Assad bolsters al-Qaeda affiliates in Syria with secret oil deals, prisoner release: Western intelligence

“The regime is paying al-Nusra to protect oil and gas pipelines under al-Nusra’s control in the north and east of the country, and is also allowing the transport of oil to regime-held areas,” the source told the Telegraph. “We are also now starting to see evidence of oil and gas facilities under ISIS control.”

The Western intelligence sources said that even though there is no love lost between the Assad regime and the jihadist organizations, both have a common enemy: the moderate Syrian rebels. These sources say that “despite Assad’s finger-pointing,” his regime was to blame for the rise of al-Qaeda in Syria.

Analysts note that Assad has a history of switching back and forth between fighting Islamist militants and working with them. After the 9/11 attacks he cooperated with the U.S. rendition program for militant suspects, but after the 2003 invasion of Iraq, he helped al-Qaeda to build itself in Western Iraq as part of a coalition of forces in Iraq resisting the United States and the West. When, two years later, the Sunni militants, now established in Anbar province, turned against the Iraqi Shia-led regime, which was backed by Iran, Assad’s major ally, he ordered the Iraq-Syria border sealed, arrested al-Qaeda supporters in Syria, and sent his agents to help the Shia regime in Baghdad hunt down Sunni militants.

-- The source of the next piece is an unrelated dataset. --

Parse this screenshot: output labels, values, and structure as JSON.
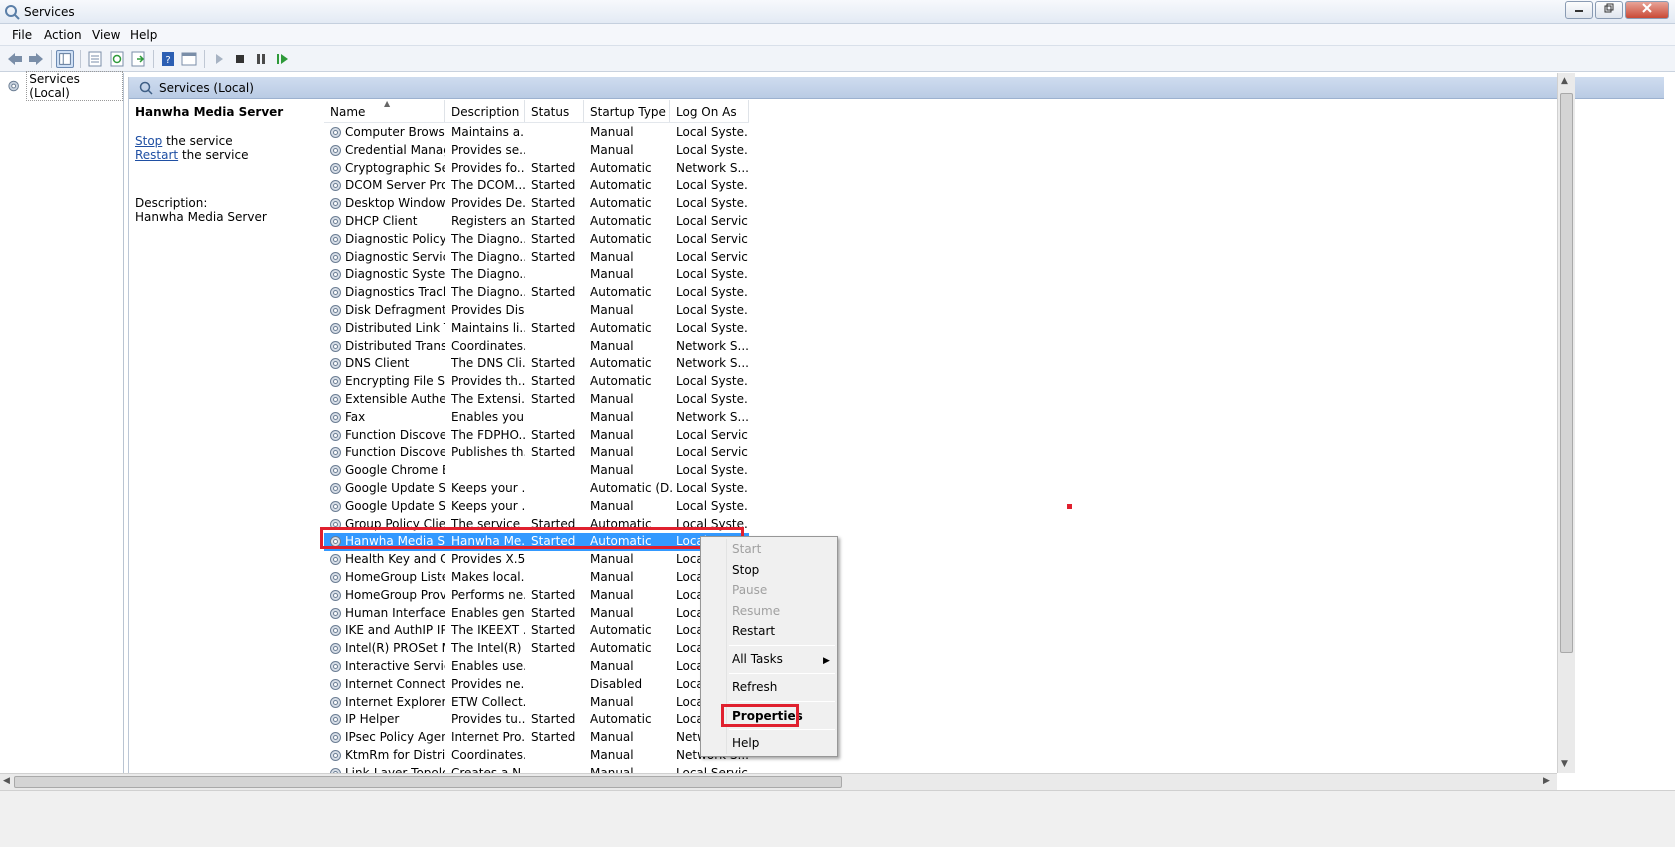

In early 2011, when the rebellion against his regime began, Assad turned again, releasing al-Qaeda prisoners in order to help create, and then strengthen, a jihadist rebel alternative to the secular and moderate rebels. Analysts have identified a number of former prisoners now in the leadership ranks of Jihadist groups, including Jabhat al-Nusra, ISIS, and a third group, Ahrar al-Sham.

The Telegraph notes that Syrian intelligence has closely cooperated with Jihadist extremist groups. Aron Lund, editor of a Web site, Syria in Crisis, used by the Carnegie Endowment to monitor the war, said: “The regime has done a good job in trying to turn the revolution Islamist. The releases from Sednaya prison are a good example of this. The regime claims that it released the prisoners because Assad had shortened their sentences as part of a general amnesty. But it seems to have gone beyond that. There are no random acts of kindness from this regime.”

Rebels both inside and outside ISIS also say they believe the regime targeted its attacks on non-militant groups, leaving ISIS alone. “We were confident that the regime would not bomb us,” an ISIS defector, who called himself Murad, told the Telegraph. “We always slept soundly in our bases.”